I wish I knew more than just the brief outline of my parents' lives and not merely as their child, forever their child, in the years after my sister's death, when I spent so much time in an awful dance of breaking away and drawing close, of trying to make up for their loss and knowing it was impossible, of hating myself for what I could not give them and resenting them for what they could not give me. I want the other stories that made up who they were, the stories I didn't know, the glimpses I could not have taken, a vantage point not my own.

 

*

 

In the few home movies we had—perhaps fifteen minutes in all—I am the little girl in the background, jumping and flapping my arms, dying to be noticed. I am that little girl still, wanting to be known in a rather frantic way.

My journals are not a record of my life. (Nor are my memoirs, since the scenes in each book are arranged to illuminate a particular story from life, rather than being about life in general.) If only I were a diarist and kept a record of where I went or what I felt about events of the time, I might have a different feeling about saving my writing. But, no. There's nothing about Vietnam in my journals, though my undergraduate days were shaped by protest, not a word about 9/11, though my roots are in New York, as I was, two days after the towers fell, when the city still reeked from soot and flesh. All I have of that event are a series of email messages, which will vanish in the ether, even before I do. My journals are not like those of M. F. K. Fisher, who wrote volumes about food and life, with such grace that even the record of what she drank on a single afternoon—“a poor white wine and a glass of good champagne and a very small brandy, over some three artfully prolonged hours,” is delightful to read. I am no Samuel Pepys, who lived through the plague and the Great Fire of London and recorded historic events and domestic ones with so much rich detail that a whole period of time comes alive for readers centuries later. Nor can I read my crabbed entries and find, as Joan Didion did when she came upon the scenes in her own notebooks, “what it was to be me.” No grandchild or stranger at a flea market could read my journals and say: here is the story of a girl who lived in New York in the 1960s, a member of Students for a Democratic Society, a first-wave feminist, a struggling writer, a mother, a lover, a traveler. My journals, sporadically kept, are mostly records of despair. Some anecdotes appear throughout, some descriptions of various adventures, a few entries about my long labor and the birth of my first daughter, but they are without balance or context. Like my mother, I have lived through heartache, but I don't want to be remembered as someone whose life was about misery, when I have lived fully and loved with extravagance and laughed until I ached all over.
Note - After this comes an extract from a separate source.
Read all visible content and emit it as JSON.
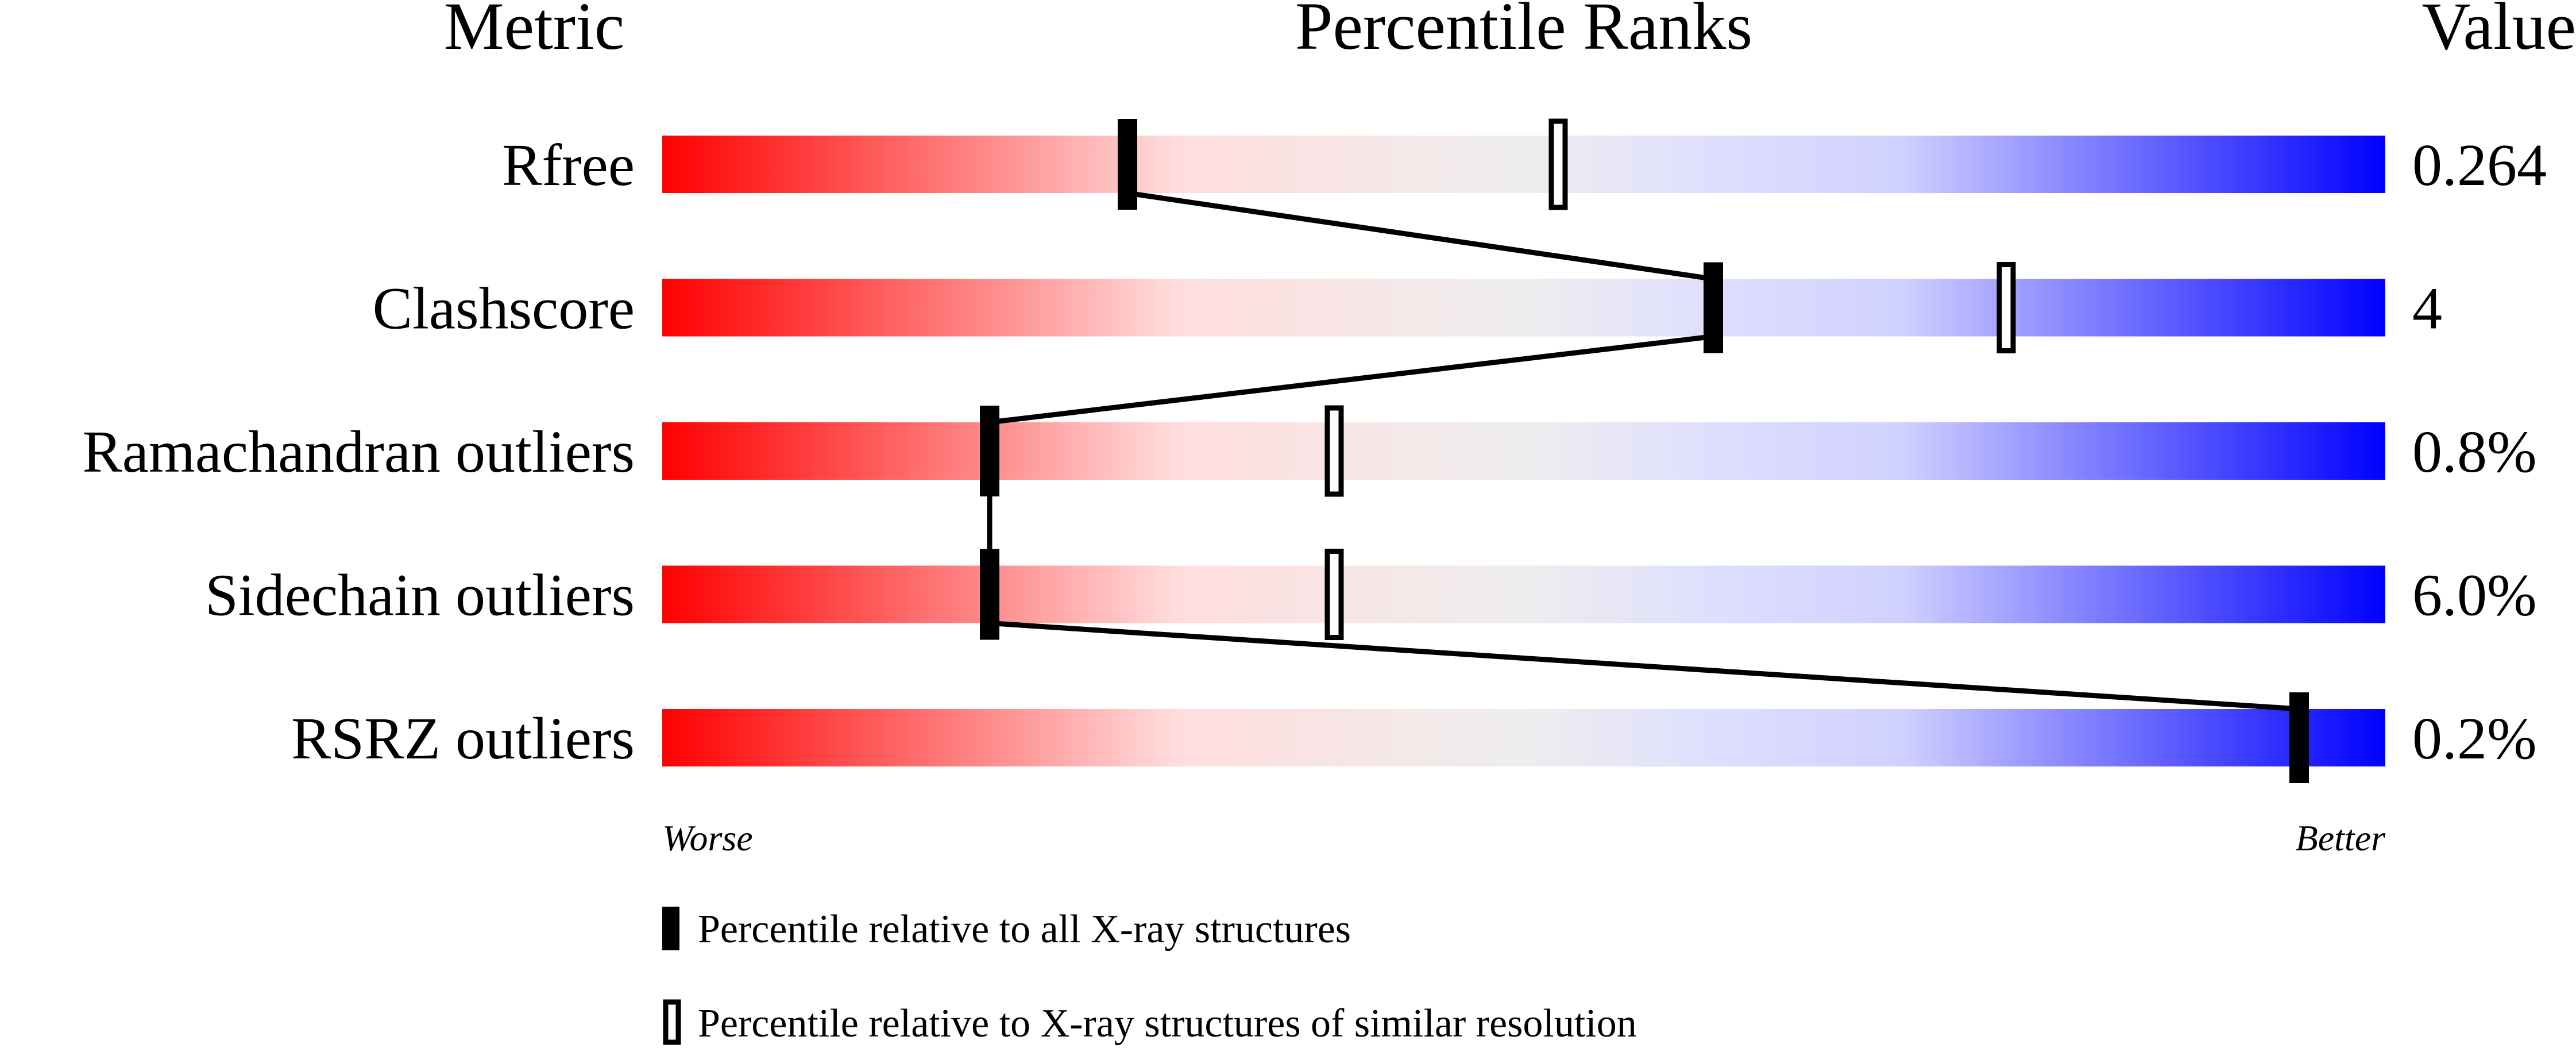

My journals, taken alone, look like scribblings of a somber, unsmiling woman, a brief record of a lifetime of gloom.

I don't find myself thinking, “If only I'd lived differently!” as much as wishing my journals were worth someone's effort to read. Part of this is vanity; part springs from a lifetime of spending too many sunny afternoons reworking sentences and passages, aiming for perfection, while knowing it is impossible to attain. When I try to figure out what to do with that carton, I think, Wait! I'm not done yet! It's a sentiment that stops me cold. Not done living, for certain. As for the journals, I'm stuck with regret. If only my entries were a bright and witty record of my passage through a world long gone… If only I had revised…

 

*

 

Part of what makes the process of sorting through the possessions of the dead so daunting is the sheer quantity of stuff that's left behind, the way after a while, everything starts to feel worthless. I yearned for more photographs of my parents' early married life, but the fact that there were so few snapshots heightened my emotions.
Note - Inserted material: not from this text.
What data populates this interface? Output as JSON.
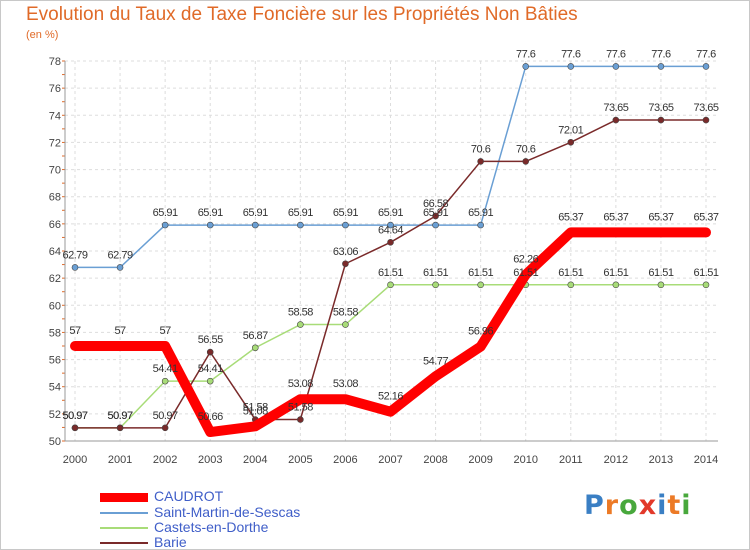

I'd like to imagine I will throw away all my detritus, including my journals, and leave behind a single object from each decade of my life, just enough to pique someone's imagination. A pressed rose, a silver lapel pin from a science fair; a peasant dress with pink and purple cross-stitching across the sleeves; a wrapped candy with a cellophane wrapper that says, “Mothers are Worth a Mint at Chemical Bank,” a trophy from a road race. A divorce decree, a campaign sticker, a love letter—only one.